Saturday, October 27, 2012

The concept of 'openness' in Germany and the USA.



We’ve all heard the stereotypes. Something like “Germans are all so closed off and private” or “Americans are such loud and shallow people”… “Germans never smile” or “sometimes Americans seem too ‘friendly’, it can be off putting…”

Our concepts of openness and privacy come off as quite different, and often lead to unfair judgments being made. Yet are our values of openness and privacy really that different? Let’s look at the concept of friendship to help illustrate this comparison.

Friendship. Freundschaft.
Both words have the same dictionary definition, yet what is considered a “freundschaft” in Germany is not the same as its American counterpart.

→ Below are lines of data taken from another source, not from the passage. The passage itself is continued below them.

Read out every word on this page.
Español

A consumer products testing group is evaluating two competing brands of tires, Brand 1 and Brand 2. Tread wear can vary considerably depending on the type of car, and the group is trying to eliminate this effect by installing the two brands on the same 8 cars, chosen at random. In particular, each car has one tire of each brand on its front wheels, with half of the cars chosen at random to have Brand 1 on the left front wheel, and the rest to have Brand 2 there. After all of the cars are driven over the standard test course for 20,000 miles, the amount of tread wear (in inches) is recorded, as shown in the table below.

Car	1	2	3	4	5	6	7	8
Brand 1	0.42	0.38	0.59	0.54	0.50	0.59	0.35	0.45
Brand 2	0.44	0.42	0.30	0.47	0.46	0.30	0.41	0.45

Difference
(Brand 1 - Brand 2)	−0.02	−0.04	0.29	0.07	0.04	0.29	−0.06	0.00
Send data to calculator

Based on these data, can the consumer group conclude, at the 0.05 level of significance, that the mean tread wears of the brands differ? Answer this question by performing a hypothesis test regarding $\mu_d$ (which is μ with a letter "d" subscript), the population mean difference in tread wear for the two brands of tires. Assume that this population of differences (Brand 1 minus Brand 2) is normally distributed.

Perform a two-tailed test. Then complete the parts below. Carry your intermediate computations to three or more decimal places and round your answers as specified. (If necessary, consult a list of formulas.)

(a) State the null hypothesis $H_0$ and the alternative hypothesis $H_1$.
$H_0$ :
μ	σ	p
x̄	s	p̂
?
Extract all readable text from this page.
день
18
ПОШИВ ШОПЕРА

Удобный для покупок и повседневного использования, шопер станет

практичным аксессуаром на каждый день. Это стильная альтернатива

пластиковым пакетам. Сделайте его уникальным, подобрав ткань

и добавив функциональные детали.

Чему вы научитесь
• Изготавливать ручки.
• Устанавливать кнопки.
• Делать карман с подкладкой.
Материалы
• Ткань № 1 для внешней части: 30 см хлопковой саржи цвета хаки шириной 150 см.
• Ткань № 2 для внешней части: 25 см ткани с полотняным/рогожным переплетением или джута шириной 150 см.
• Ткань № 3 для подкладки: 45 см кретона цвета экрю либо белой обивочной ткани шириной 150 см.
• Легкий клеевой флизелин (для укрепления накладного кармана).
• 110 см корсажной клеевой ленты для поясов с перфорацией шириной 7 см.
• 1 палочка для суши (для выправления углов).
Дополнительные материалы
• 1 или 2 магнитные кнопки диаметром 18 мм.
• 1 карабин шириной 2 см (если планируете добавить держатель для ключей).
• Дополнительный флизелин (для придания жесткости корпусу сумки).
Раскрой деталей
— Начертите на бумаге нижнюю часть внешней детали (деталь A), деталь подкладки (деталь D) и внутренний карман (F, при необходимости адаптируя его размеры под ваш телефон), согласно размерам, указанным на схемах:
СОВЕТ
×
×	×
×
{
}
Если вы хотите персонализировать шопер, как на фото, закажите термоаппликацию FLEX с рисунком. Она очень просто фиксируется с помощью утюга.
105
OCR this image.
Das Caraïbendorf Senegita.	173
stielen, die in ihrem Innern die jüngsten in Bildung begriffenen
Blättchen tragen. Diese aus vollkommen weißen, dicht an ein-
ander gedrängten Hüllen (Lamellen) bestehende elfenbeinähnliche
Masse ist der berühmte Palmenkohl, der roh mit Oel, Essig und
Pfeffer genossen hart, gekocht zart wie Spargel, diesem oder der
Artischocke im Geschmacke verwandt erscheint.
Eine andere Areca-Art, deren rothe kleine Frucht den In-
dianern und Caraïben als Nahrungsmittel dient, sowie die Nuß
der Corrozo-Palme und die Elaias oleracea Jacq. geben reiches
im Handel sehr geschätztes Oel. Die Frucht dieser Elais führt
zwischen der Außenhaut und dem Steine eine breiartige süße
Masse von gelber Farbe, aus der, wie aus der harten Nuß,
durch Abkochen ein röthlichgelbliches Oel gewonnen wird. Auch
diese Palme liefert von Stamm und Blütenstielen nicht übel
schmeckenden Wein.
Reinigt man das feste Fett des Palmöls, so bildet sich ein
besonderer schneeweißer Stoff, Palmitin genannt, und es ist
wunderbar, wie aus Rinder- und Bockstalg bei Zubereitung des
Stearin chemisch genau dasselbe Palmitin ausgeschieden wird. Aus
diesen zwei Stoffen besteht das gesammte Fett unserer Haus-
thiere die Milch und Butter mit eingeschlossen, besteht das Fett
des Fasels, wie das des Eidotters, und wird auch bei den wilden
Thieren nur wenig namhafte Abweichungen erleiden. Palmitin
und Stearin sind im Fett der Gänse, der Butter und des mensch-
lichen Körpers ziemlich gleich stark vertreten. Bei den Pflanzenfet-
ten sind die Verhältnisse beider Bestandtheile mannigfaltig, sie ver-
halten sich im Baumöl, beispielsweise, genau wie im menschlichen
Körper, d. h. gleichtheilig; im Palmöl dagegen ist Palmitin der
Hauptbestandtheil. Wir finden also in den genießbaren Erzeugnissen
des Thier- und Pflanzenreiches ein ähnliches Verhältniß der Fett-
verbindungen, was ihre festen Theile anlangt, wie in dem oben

Here, becoming ‘friends’ with someone is often as simple as knowing the same person, sitting next to each other in class, or even clicking “send request” on facebook. …“My friend knows her!”, “A friend of mine has that-”, “One of my friends posted such-and-such on facebook”…
We call so many of our acquaintances our ‘friends’, yet how well to do we really know them? And where is the line drawn between friendship and acquaintance? In American society, it can often become quite blurred.

In Germany, freundschaft can be much different. It involves a serious investment on both sides. If something stressful happens in your life, your friend is there for you and vice versa. If you need to talk, your friend will make time to listen and if you want to hang out, your your friends will be sure to make time. Friends are very open to and trusting with each other as well and rarely keep anything from each other. It takes a little while to actually become “friends” with someone, but after that you’ll probably be friends for life.

This is not to say either meaning is better, or that Americans are shallow, friendless people to the German eye, just that the word ‘acquaintance’ just doesn’t have much of a place in our society. And again, this is also not to say all Americans have such “friends”­; I’m American and find myself leaning more to the German side of the definition. It is simply, as our instructor Sabine said, a different social code. Just like the notion that Americans can be very superficially friendly and smiley, even to those they don’t know, or the assumption that Germans are cold and closed off.
We’re both closed off to an equal extent, it’s just that Americans keep their personal lives personal through the use of “small talk” (leading to accusations of superficiality) and Germans don’t really use such a social device (leading to accusations of being cold and closed off).

Neither culture should be considered more superficial or closed off than the other, and upon consideration, we’re not that different after all. It just comes down to different social codes.